In May of 2016, Civitas polling showed that 56% of voters responded that HB 2 offers protection of individual privacy and safety in public restrooms and locker rooms and protects the rights of business owners to make workplace decisions without government interference” while 34% of respondents said, “House Bill 2 unjustly discriminates against individuals based on their self-perceived gender and prevents cities from enacting ordinances that would provide open access to public restrooms and locker rooms.”

But through the summer of 2016, stories of HB2 related economic losses dominated the news. The NCAA and the Atlantic Coast Conference pulled championship games from the state in protest. Concerts and other events were pulled.

By Election Day, exit polls indicated, 66 percent of North Carolina voters said they oppose the law.

Asked for reasons for Cooper’s apparent win, his consultant Morgan Jackson told the News and Observer said, “There’s a ton of stuff (but) nothing bigger than HB2.”

However, the economic losses were key to the change of public opinion and the damage McCrory sustained, and those losses are in the past and will not be a focus of daily coverage,

Consultant Chris Sinclair who has worked on McCrory’s past campaigns and projects told CJ, “In 2016 HB2 was constantly in the news, but now things are different. People don’t get up in the morning and think about HB2 anymore, and it is not affecting their daily lives.

“By the time people get to the general election of 2022, folks are going to be like HB-what ?” said Sinclair.

 But North Carolina Democrats wasted no time bringing HB2 back up. Tweeting moments after McCrory’s announcement:

BREAKING: Pat McCrory, failed politician and HB2 champion, just announced he’s running for our Senate seat in 2022. We know who he is and what he stands for. North Carolina — leave Pat in the past.

Tolls take a toll

After four years of construction and commuter complaints, the I-77 Express lanes meant to alleviate congestion in Charlotte’s booming suburbs, opened and began collecting tolls in 2019.

As noted by the Wall Street Journal, the 26-mile, $647 million project was once hailed as North Carolina’s first public-private partnership for roads, a novel way to pay for improvements the state couldn’t otherwise afford.

A business group in the heavily Republican Lake Norman area endorsed Cooper, saying McCrory had failed to cancel the controversial project when he had a chance.

While McCrory won all 15 north Mecklenburg precincts in 2012, in 2016 he lost five of them, a swing of 22,000 votes.

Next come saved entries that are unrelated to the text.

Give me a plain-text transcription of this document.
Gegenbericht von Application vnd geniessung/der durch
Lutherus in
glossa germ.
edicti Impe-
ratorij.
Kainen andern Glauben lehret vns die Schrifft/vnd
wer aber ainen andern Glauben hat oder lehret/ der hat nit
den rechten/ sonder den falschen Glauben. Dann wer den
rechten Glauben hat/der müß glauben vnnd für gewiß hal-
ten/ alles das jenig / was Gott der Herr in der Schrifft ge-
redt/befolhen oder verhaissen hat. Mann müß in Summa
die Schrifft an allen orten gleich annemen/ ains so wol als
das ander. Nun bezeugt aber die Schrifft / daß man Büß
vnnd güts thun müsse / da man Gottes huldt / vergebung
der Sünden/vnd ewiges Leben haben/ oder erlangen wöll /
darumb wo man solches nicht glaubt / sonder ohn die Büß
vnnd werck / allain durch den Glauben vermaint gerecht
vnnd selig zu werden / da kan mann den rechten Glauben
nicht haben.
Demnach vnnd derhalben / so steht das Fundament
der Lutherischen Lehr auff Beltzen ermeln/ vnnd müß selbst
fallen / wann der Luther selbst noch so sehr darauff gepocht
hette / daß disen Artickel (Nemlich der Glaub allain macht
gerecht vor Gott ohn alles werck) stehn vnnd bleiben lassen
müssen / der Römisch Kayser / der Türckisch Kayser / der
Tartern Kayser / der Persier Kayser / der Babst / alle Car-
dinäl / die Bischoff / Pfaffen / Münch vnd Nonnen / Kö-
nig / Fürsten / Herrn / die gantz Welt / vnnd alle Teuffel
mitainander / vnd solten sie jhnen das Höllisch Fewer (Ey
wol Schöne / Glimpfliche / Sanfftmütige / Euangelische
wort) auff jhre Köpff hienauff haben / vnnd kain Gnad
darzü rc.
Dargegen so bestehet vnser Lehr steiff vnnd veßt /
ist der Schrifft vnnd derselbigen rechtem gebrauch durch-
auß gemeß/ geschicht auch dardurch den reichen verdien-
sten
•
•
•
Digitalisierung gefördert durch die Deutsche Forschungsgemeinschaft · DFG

But the toll road is now open. More than 1.3 million trips were taken by over 315,000 vehicles between November 16 and December 31, 2019, according to I-77 Mobility Partners.

The group says 25,000 used the Express Lanes every day of the week. I-77 Mobility Partners say that means drivers gained back on average an extra eight minutes, or 23% of their mornings. Drivers gained 11 more minutes, or 31% of their evenings when driving the whole corridor.

Cooper has also failed to deliver a plan for the state to buy out the tolling company.

The question is with the road now open and having been a fact of life for several years in the area, is this issue still relevant?

Film Incentives 

New Hanover County was particularly difficult for McCrory in 2016.

Donald Trump defeated Hillary Clinton by 4,365 votes in New Hanover, but Roy Cooper defeated Pat McCrory by 5,265 votes, for a total swing from Trump to McCrory of 9,630 votes, almost the entire margin of defeat for McCrory.

McCrory took heat for the General Assembly’s decision to scale back taxpayer subsidies for film and TV production. HB2 also caused some productions to cancel shoots in North Carolina.

But the state has added back some film incentives over the last few years.

The Port City Daily reported that “2019 was one of the most successful years for film in North Carolina in about five or six years.”

This is another issue that may well be in the rear-view mirror for McCrory.

McCrory outraised and outspent in 2016 

With no candidate filing against him for attorney general in 2012, Cooper started his challenge to Gov. McCrory in a strong position when it came to campaign cash. The HB2 issue was a fundraising boom for Roy Cooper from out-of-state donors. In total when combined with independent spending, McCrory was outspent by Cooper’s forces by nearly a 2-1 margin.

However, McCrory has significant fundraising ability. And U.S. Senate elections are a national affair. Should McCrory capture the GOP nomination for U.S. Senate in 2022, he can count on significant GOP support nationally to assist his efforts with control of the U.S. Senate on the line.